A Mexico book edited by Alan Ryan
This is an odd volume. I originally bought it because it advertises itself as “a gathering of some of the best travel writing ever” about Mexico. However, you quickly find as you dip into it that not all the articles are about travel. Also, very few of them have been written in recent times. Indeed, a couple were written about 100 years ago. However, that’s not a criticism.
One of my favorites was penned in 1910 by a lady named Rosa E. King. Here’s what the editor has to say about her in one of his informative introductions.
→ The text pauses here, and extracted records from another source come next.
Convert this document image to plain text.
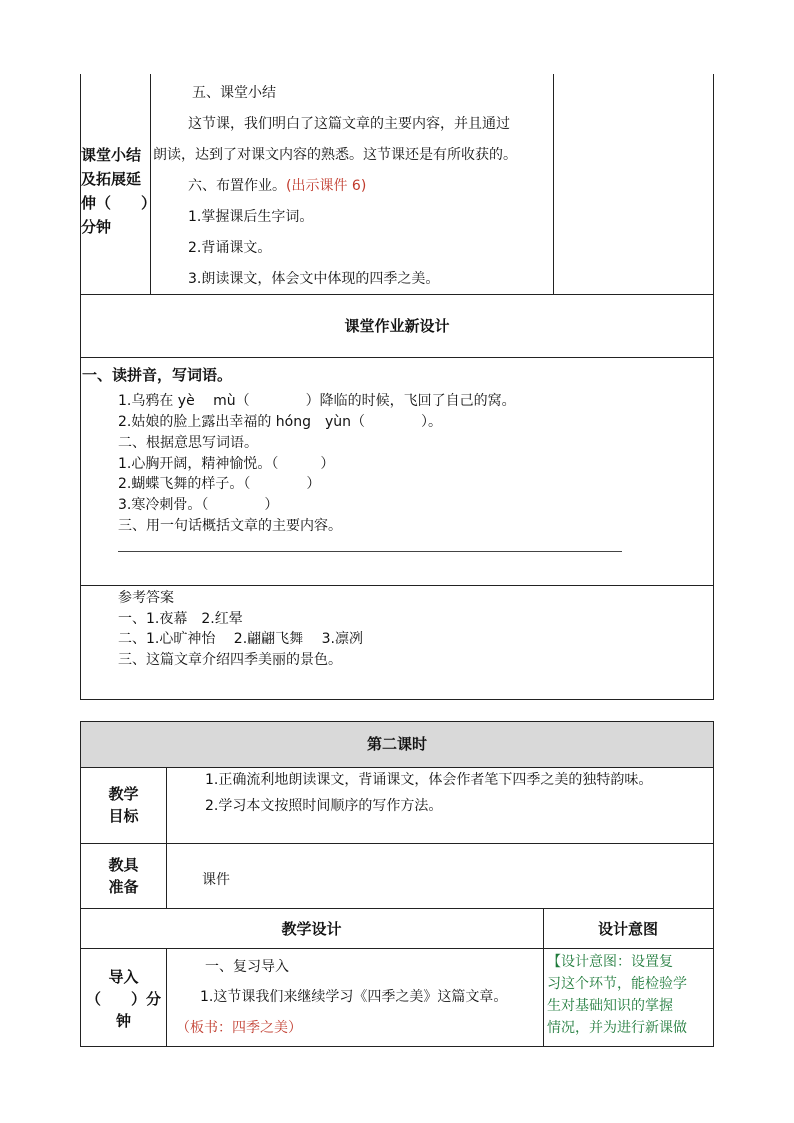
课堂小结
及拓展延
伸（　　）
分钟
五、课堂小结
这节课，我们明白了这篇文章的主要内容，并且通过
朗读，达到了对课文内容的熟悉。这节课还是有所收获的。
六、布置作业。(出示课件 6)
1.掌握课后生字词。
2.背诵课文。
3.朗读课文，体会文中体现的四季之美。
课堂作业新设计
一、读拼音，写词语。
1.乌鸦在 yè　 mù（　　　　）降临的时候，飞回了自己的窝。
2.姑娘的脸上露出幸福的 hóng　yùn（　　　　）。
二、根据意思写词语。
1.心胸开阔，精神愉悦。（　　　）
2.蝴蝶飞舞的样子。（　　　　）
3.寒冷刺骨。（　　　　）
三、用一句话概括文章的主要内容。
参考答案
一、1.夜幕　2.红晕
二、1.心旷神怡　 2.翩翩飞舞　 3.凛冽
三、这篇文章介绍四季美丽的景色。
第二课时
教学
目标
1.正确流利地朗读课文，背诵课文，体会作者笔下四季之美的独特韵味。
2.学习本文按照时间顺序的写作方法。
教具
准备	课件
教学设计	设计意图
导入
（　　）分
钟
一、复习导入
1.这节课我们来继续学习《四季之美》这篇文章。
（板书：四季之美）
【设计意图：设置复
习这个环节，能检验学
生对基础知识的掌握
情况，并为进行新课做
It will give you some of idea of the special character of some of the contributors to this interesting book.
“A young Englishwoman named Rosa King first went to Cuernavaca in 1905 with her husband. Two years later she returned as a widow, ‘a woman alone, with my way to make, and two young children waiting in Mexico City, depending on me.’ Never having worked before, and with little money and only one servant, she opened a tearoom in a street just off the zocalo …” I mean – really! – an English tearoom? In Cuernevaca? In 1907?
What follows in her account was, for me, absolutely fascinating because a short time ago I read (and reviewed) John Steinbeck’s book about Emiliano Zapata and in this account by Mrs. King, I found that she had met Zapata and had quite a unique perspective on the man. For me it added a great deal of background to Steinbeck’s account.
Not every article in this volume is a hymn of praise to Mexico. Read Graham Greene’s account of his trip to Palenque on the back of a burro in 1938. Greene has always seemed a rather sour, negative writer to me, but here he outdoes himself. For example:
“…the food at lunchtime proved unexpectedly good. I don’t really mean good, of course: one’s standard in Mexico falls with brutal rapidity.”
Or, regarding the famous ruins at Palenque: “…little rooms like lavatories where a few stalactites have formed and on some of the stones are a few faint scratches which they call hieroglyphics.”
There’s plenty more from Greene in that same vein.
In total, this is an eclectic collection of very readable articles about various aspects of Mexico’s history, customs and traditions. If you want to find out how Taxco became a big silver producing town – it’s all here, and it’s interesting. If you’d like to read John Steinbeck’s impressions of the Baja they’re here, too, along with D.H.Lawrence’s account of shopping in Mexican village markets and Paul Theroux’s rather negative view of Nueva Laredo. And speaking of negative views, I can’t think of anything I’ve ever read that matches D. H. Lawrence’s disgust and outrage at attending his first – and only – bullfight.
There’s also an interesting account of shopping in the Toluca markets by Joseph Henry Jackson, who went there with John and Carol Steinbeck. And Katherine Anne Porter has an extremely moving article about the Virgin of Guadalupe, cerca 1919.
We foreigners drive and travel around Mexico these days on toll roads, with good hotels and restaurants along the way, all of us armed with excellent guidebooks brimming with information. The travellers in this book are the ones who crossed the border and started down dirt roads back in the 30’s and 40’s and, from their various accounts, you realize what adventures and risks they endured.
It’s not the kind of book to take on a trip to Cancun. It won’t tell you where to find a good pizza restaurant in Vera Cruz or the best place to buy pottery in Puebla or where the bargain hotels are located in Morelia. But if you want to broaden and deepen your understanding of this kaleidoscopic and colorful country here’s a good place to start.
Verdict:
I really liked it. I usually pass my books on to other people when I’m finished with them. I think I’ll keep this one on the permanent shelf.
The Reader’s Companion to Mexico
Edited by Alan Ryan
A Harcourt Brace original paperback. 1995.